Die stärksten Gegenargumente in Bezug auf die Astrologie ergeben sich nicht aus ihrer mangelnden empirischen Bestätigung, sondern aus ihrer inneren logischen Struktur und sind damit erkenntnistheoretischer Natur. Die Frage ist, ob es überhaupt logisch möglich ist, die Astrologie mit einem Inhalt zu versehen, der die von ihr behauptete Einflußnahme der Gestirne auf die menschlichen Charaktereigenschaften in eine nachvollziehbare und überprüfbare Wirkungskette überführt, auf die wiederum die von KARL POPPER (1902-1994) formulierten Anforderungen an eine wissenschaftliche Theorie angewendet werden kann. Diese Frage muß vom wissenschaftlichen Standpunkt aus verneint werden.  Das erkennt man bereits daran, daß die Astrologie mit Symbolen und Beziehungen zwischen ihnen arbeitet, die sich, wenn man sie genauer betrachtet, als künstliche Konventionen erweisen und wie Dogmen behandelt werden (z.B. Tierkreiszeichen). Es ist z.B. hochgradig unverständlich, warum gerade die Sternbilder des Tierkreises im Zusammenspiel mit den Planeten, mit Sonne und Mond, die sich gerade darin aufhalten, irgendwelche Wirkungen auf Menschen ausüben sollen und andere auffällige Objekte wie z.B. das Sternbild Orion oder der Stern Sirius nicht. Es ist deshalb richtig, trotz der wissenschaftlichen Methodologie, die sich Astrologen beim Erstellen von Horoskopen bedienen, hier von einer Pseudowissenschaft zu sprechen. Diese Einschätzung ist schon deshalb geboten, weil die Astrologie immanent resisdent gegen intersubjektive Überprüfbarkeit ist und auch jegliche Offenheit gegenüber empirische Falsifizierbarkeit vermissen läßt.

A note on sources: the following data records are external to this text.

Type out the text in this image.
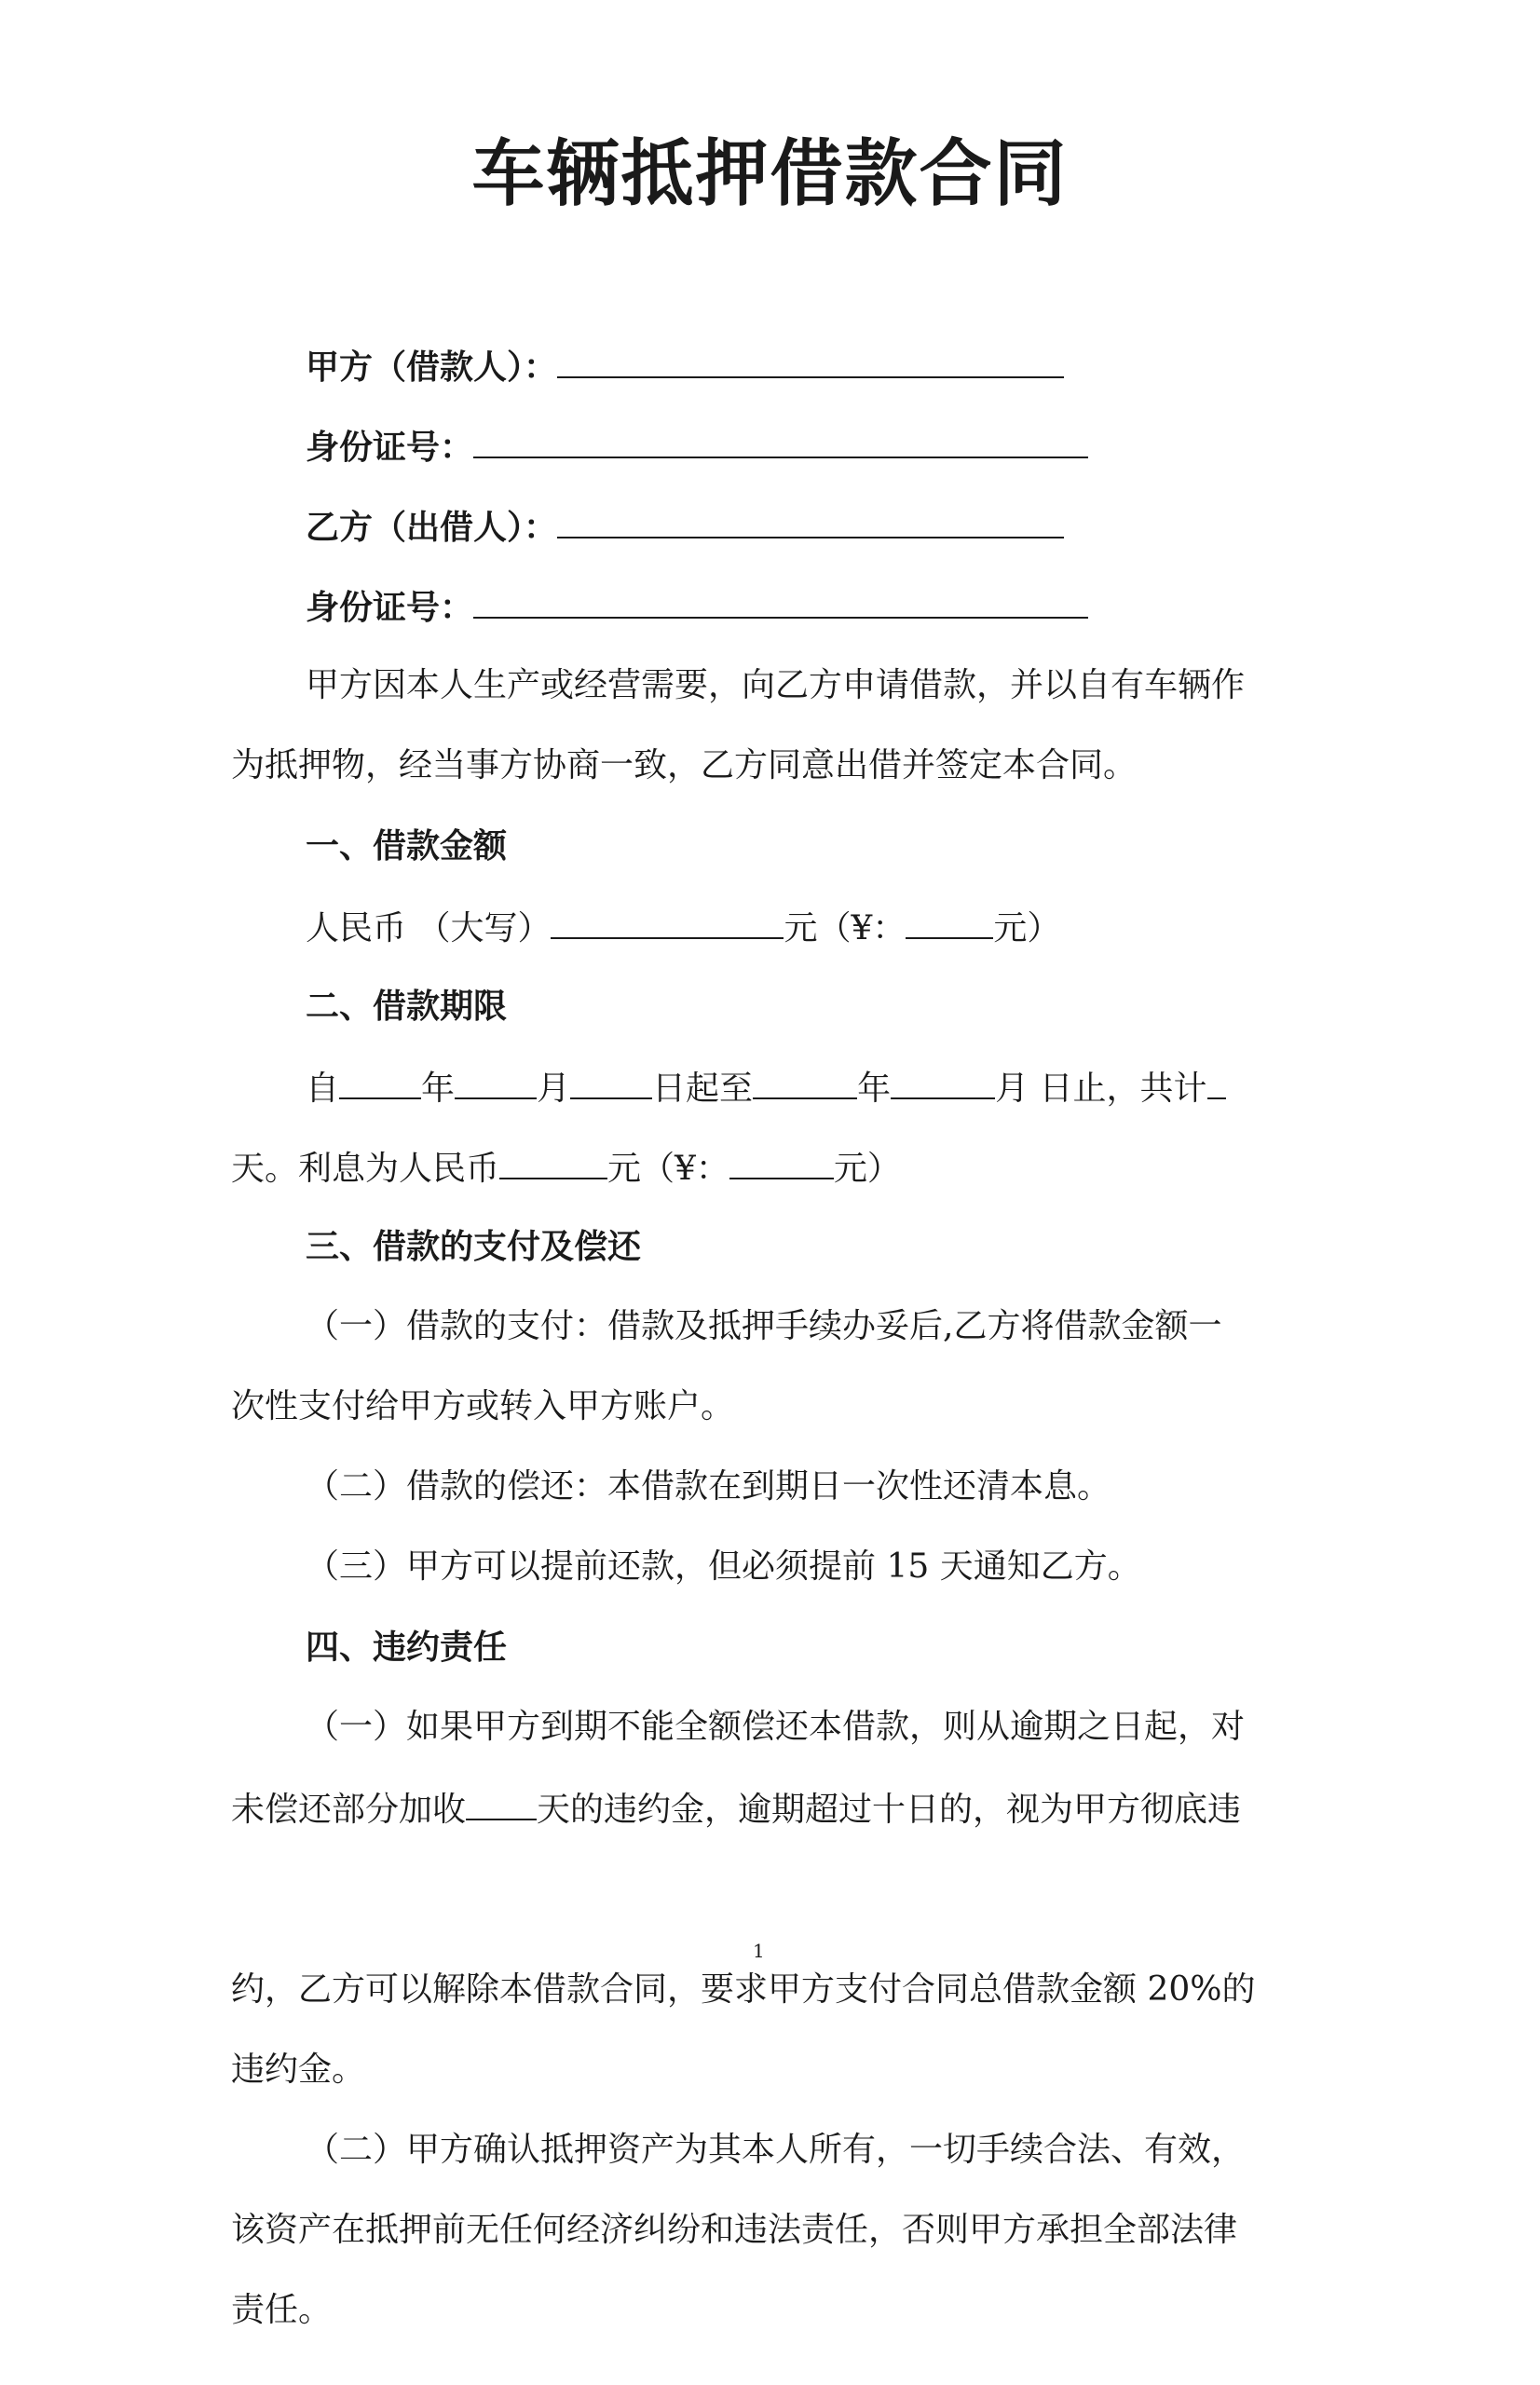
车辆抵押借款合同
甲方（借款人）：
身份证号：
乙方（出借人）：
身份证号：
甲方因本人生产或经营需要，向乙方申请借款，并以自有车辆作
为抵押物，经当事方协商一致，乙方同意出借并签定本合同。
一、借款金额
人民币 （大写）	元（¥：	元）
二、借款期限
自 年 月 日起至	年	月 日止，共计
天。利息为人民币	元（¥：	元）
三、借款的支付及偿还
（一）借款的支付：借款及抵押手续办妥后,乙方将借款金额一
次性支付给甲方或转入甲方账户。
（二）借款的偿还：本借款在到期日一次性还清本息。
（三）甲方可以提前还款，但必须提前 15 天通知乙方。
四、违约责任
（一）如果甲方到期不能全额偿还本借款，则从逾期之日起，对
未偿还部分加收 天的违约金，逾期超过十日的，视为甲方彻底违
1
约，乙方可以解除本借款合同，要求甲方支付合同总借款金额 20%的
违约金。
（二）甲方确认抵押资产为其本人所有，一切手续合法、有效，
该资产在抵押前无任何经济纠纷和违法责任，否则甲方承担全部法律
责任。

Das große Interesse an der Astrologie in der heutigen Zeit läßt sich aus dem Wunsch jedes Menschen erklären, etwas über sein künftiges Schicksal zu erfahren. Die Antwort der Wissenschaft ist eher nüchtern. Komplexe Systeme, wie z.B. die menschliche Gesellschaft, in die jedes Individuum eingebunden ist, sind prinzipiell nicht prognostizierbar. Hier bietet die Astrologie eine scheinbare Lebenshilfe, was man durchaus nicht immer kritisch sehen muß. Dort wo naturwissenschaftliche Bildung unterentwickelt ist oder fehlt, was für den größten Teil der Menschheit zutrifft, wird man sich im Alltagsleben natürlich mehr von esoterischen als von naturwissenschaftlichen Gesichtspunkten leiten lassen. Und dafür ist ein Horoskop ein ideales Mittel.